Updated: Mar 2, 2020
Under fire processed food manufacturers Threadbone Heavy Chemicals are once again in the dock today as health experts suggest that the Company's breakfast cereal products may not be as healthy as their nutritionists claim. Scientists working for the Dorset Public Health Institute were said to be concerned at recent findings which suggested that health-related claims made for the product were "some way off being even remotely true".
Attention has focused particularly on their Golden Brian's brand which the Company itself claims are "deliciously over-sweetened industrially-processed cereal cushions" and which are designed to appeal to young children in particular. More than a million packets are sold annually through Waitaminute superstores alone.
Launched in 2011 amidst a fanfare of claimed health benefits, the cereal has traded on its child-friendly and highly popular cartoon character "Brian" - modelled, some claim, on Professor Brian Thrupiece the well-known Culinary Bio-ethicist, author and champion horizontal jogger. Though the Company has never publicly acknowledged the connection, marketing experts believe that the ploy - if such it is - has been a remarkably successful one. "A symbol of ethical probity as well as nutritional innovation, Professor Thrupiece is the perfect embodiment of everything the Threadbone Corporation hopes consumers will believe Golden Brian's to be", says cereal marketing guru Bran Flaykes, "and this annexation of his name and reputation undoubtedly explains the popularity of the cereal amongst parents wanting to do the right thing for their children".
Though doubts about the product - as well as the manufacturer's advice that it is best served with "heaps more sugar and a generous helping of syrup-infused whole milk" - have been voiced before, recent tests have gone further than ever in questioning the safety of the chemical composition of the "cushions" themselves.
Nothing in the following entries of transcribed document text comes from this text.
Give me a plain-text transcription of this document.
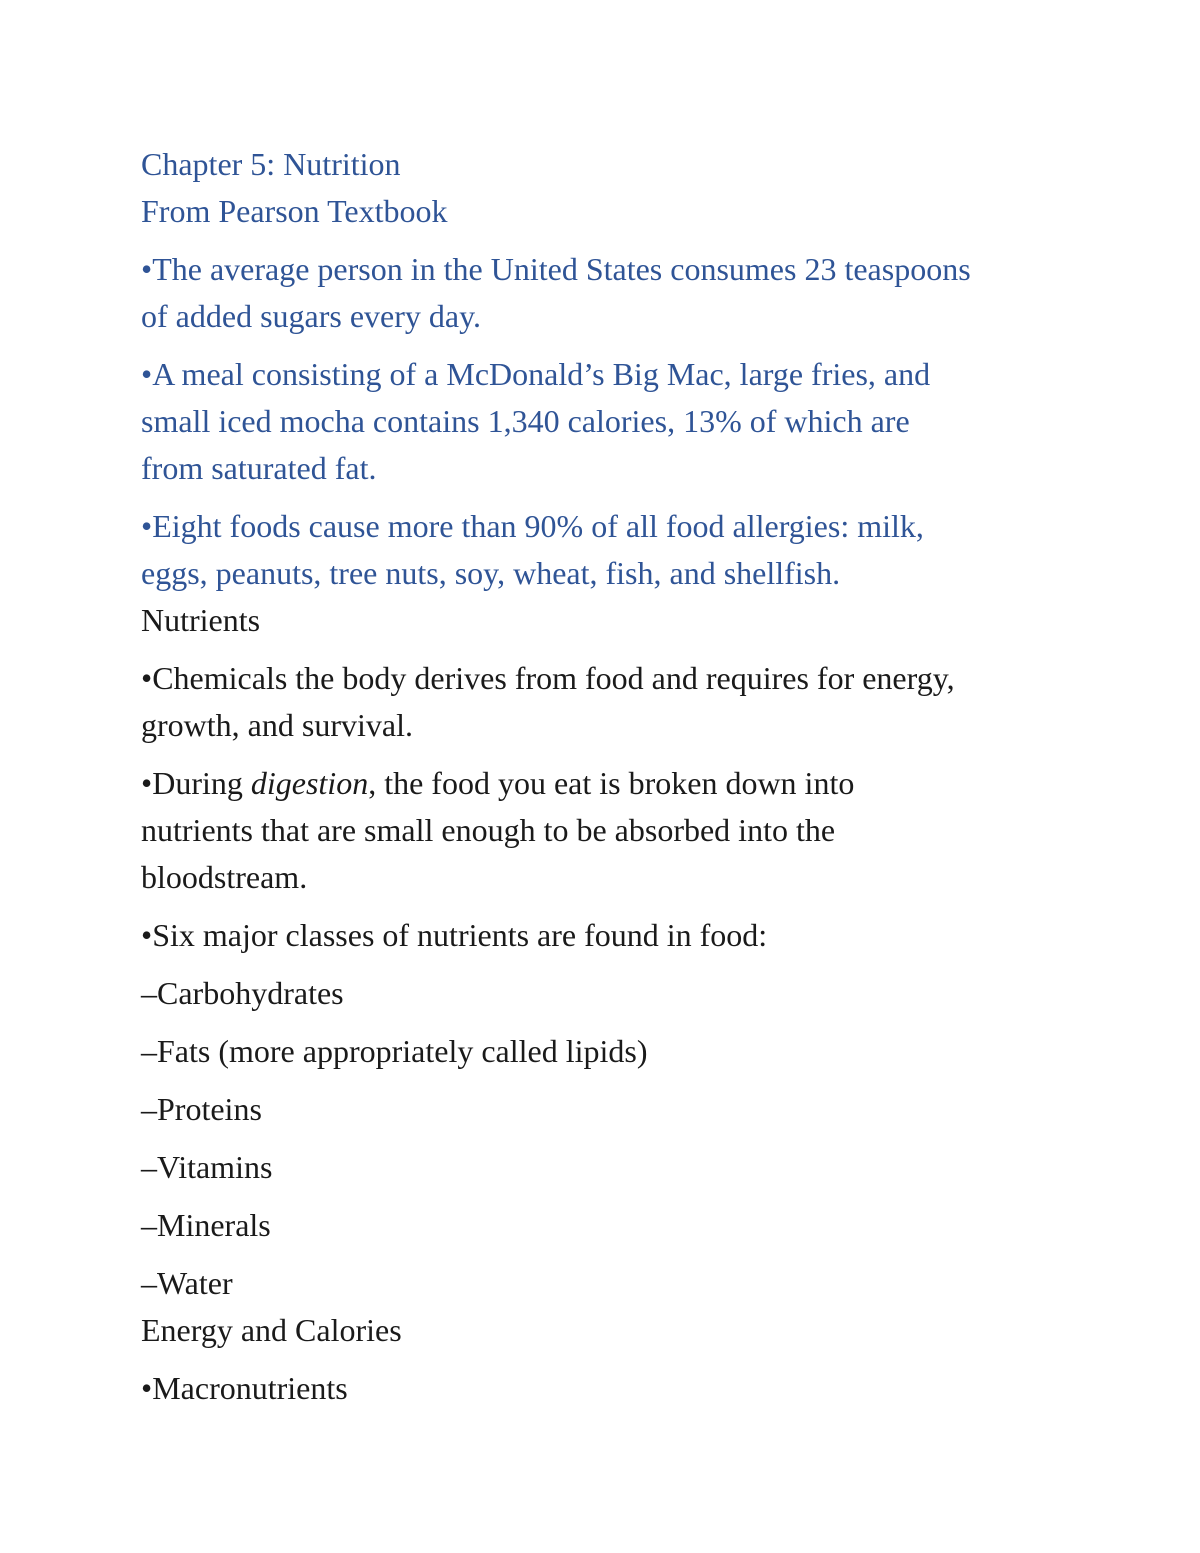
Chapter 5: Nutrition
From Pearson Textbook
•The average person in the United States consumes 23 teaspoons
of added sugars every day.
•A meal consisting of a McDonald’s Big Mac, large fries, and
small iced mocha contains 1,340 calories, 13% of which are
from saturated fat.
•Eight foods cause more than 90% of all food allergies: milk,
eggs, peanuts, tree nuts, soy, wheat, fish, and shellfish.
Nutrients
•Chemicals the body derives from food and requires for energy,
growth, and survival.
•During digestion, the food you eat is broken down into
nutrients that are small enough to be absorbed into the
bloodstream.
•Six major classes of nutrients are found in food:
–Carbohydrates
–Fats (more appropriately called lipids)
–Proteins
–Vitamins
–Minerals
–Water
Energy and Calories
•Macronutrients
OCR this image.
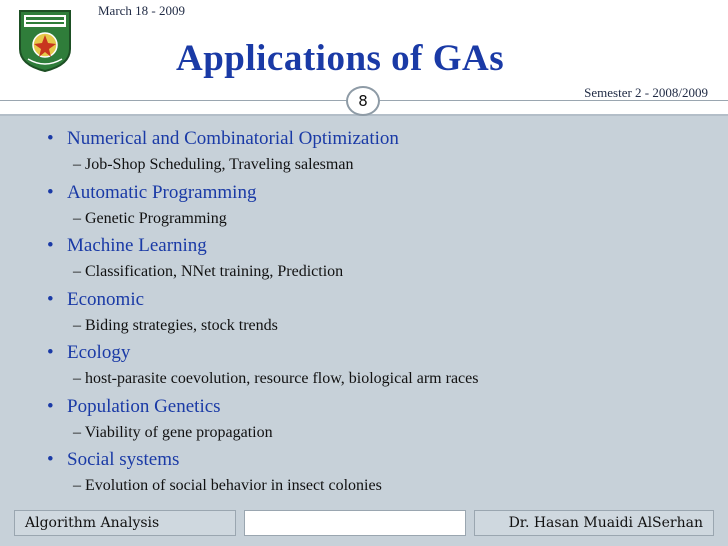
March 18 - 2009
Applications of GAs
Semester 2 - 2008/2009
8
• Numerical and Combinatorial Optimization
– Job-Shop Scheduling, Traveling salesman
• Automatic Programming
– Genetic Programming
• Machine Learning
– Classification, NNet training, Prediction
• Economic
– Biding strategies, stock trends
• Ecology
– host-parasite coevolution, resource flow, biological arm races
• Population Genetics
– Viability of gene propagation
• Social systems
– Evolution of social behavior in insect colonies
Algorithm Analysis	Dr. Hasan Muaidi AlSerhan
According to the latest reports they contain "no traceable organic material that could reasonably be described as a foodstuff at all". Whilst many will be scandalised by this assertion - which no one at the Corporation was today willing to refute - others will take comfort in the fact that any such finding proves beyond doubt the lineal ancestry of Golden Brian's and their strict adherence to the nutritional principles which have always guided the creation of products badged under the thrupiecediet. Whilst the Threadbone Corporation has never sought to exploit any such link, it remains the case that any impression that any of the proven benefits of fluff-based dietary regimes may also accrue to those force-feeding their children cereal cushions, will be of untold benefit to the Company. "This will be a real plank in the corporate defence of the cereal" says corporate defence lawyer Indy Fensible. "For the Company its win-win. The more critics claim the cereals are not food, the more the Company can claim they are healthy. Frankly they'd be better off taking the line that they rot your teeth and ruin your stomach lining but its not for me to advise them and - of course - I'd rather they didn't. It would make my job as a corporate defence lawyer ever so difficult".